Seus auto-falantes levaram música, informação, recados e outros serviços de utilidade pública. E deram suporte à realização dos desfiles de 7 de Setembro e aos bailes de carnaval na Avenida Barão do Rio Branco.  
Por meio de sessões promocionais, diversos jovens conseguiram custear formaturas e viagens para participação em eventos. E não dá pra esquecer dos célebres shows de calouros das manhãs de domingo, nos quais diversos jovens castanhalenses alimentaram seus sonhos de se tornarem estrelas da música. Ou, pelo menos, de ganhar brindes e se deliciar com os pães da Panificadora Atlântida.

(trecho do discurso de Edivaldo Moura, antes da exibição de Memórias do Cine Argus na Funcast. 29/05/2015).

sexta-feira, 2 de outubro de 2015

Memórias do Cine Argus no Sercine

Ocorreu ontem, dia 1º de outubro de 2015, a abertura do 5º SERCINE - Festival Sergipe de Audiovisual, que ocorre em Aracaju até o próximo dia 10 de outubro.

Memórias do Cine Argus deverá ser exibido no dia 08 de outubro de 2015, as quinze horas, no Teatro Lourival Batista, na Mostra Competitiva Universitária.


Memórias do Cine Argus no I FESTICINI 2

O I Festival de Cinema Independente - I FESTICINI continua ganhando manchetes de jornal. Memórias do Cine Argus está na mostra competitiva, concorrendo a melhor documentário de curta-metragem.

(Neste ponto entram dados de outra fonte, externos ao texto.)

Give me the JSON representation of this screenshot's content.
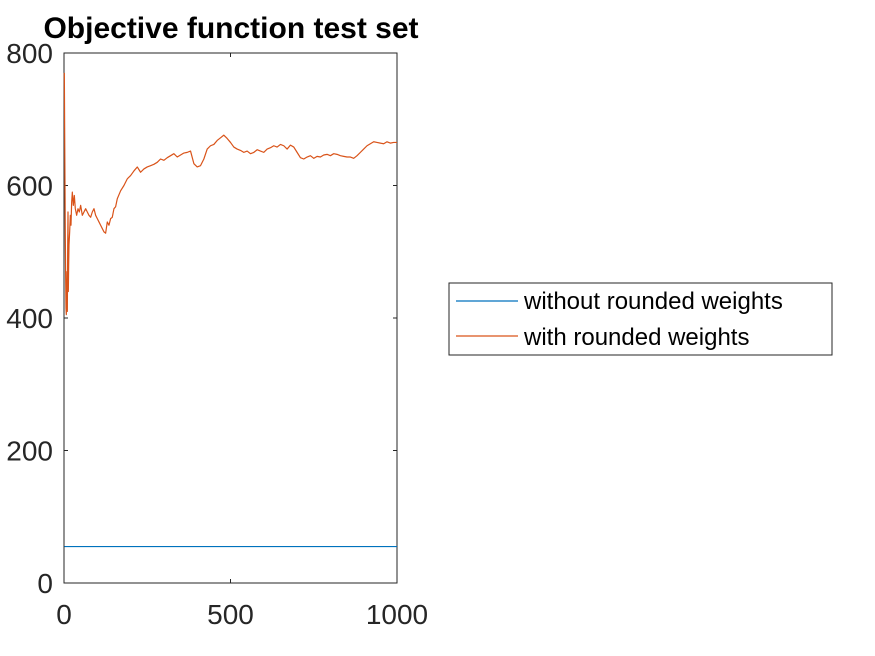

Dos 33 filmes selecionados para o festival, 18 são brasileiros. As outras produções são provenientes da Suécia, França, Alemanha, Polônia, Espanha, Portugal, Bélgica, Luxemburgo, Grécia, Irã e Reino Unido, além de co-produções entre África do Sul e Dinamarca e entre Austrália e Polônia. O I FESTICINI será realizado na cidade de Sumaré - SP, de 17 a 31 de outubro de 2015.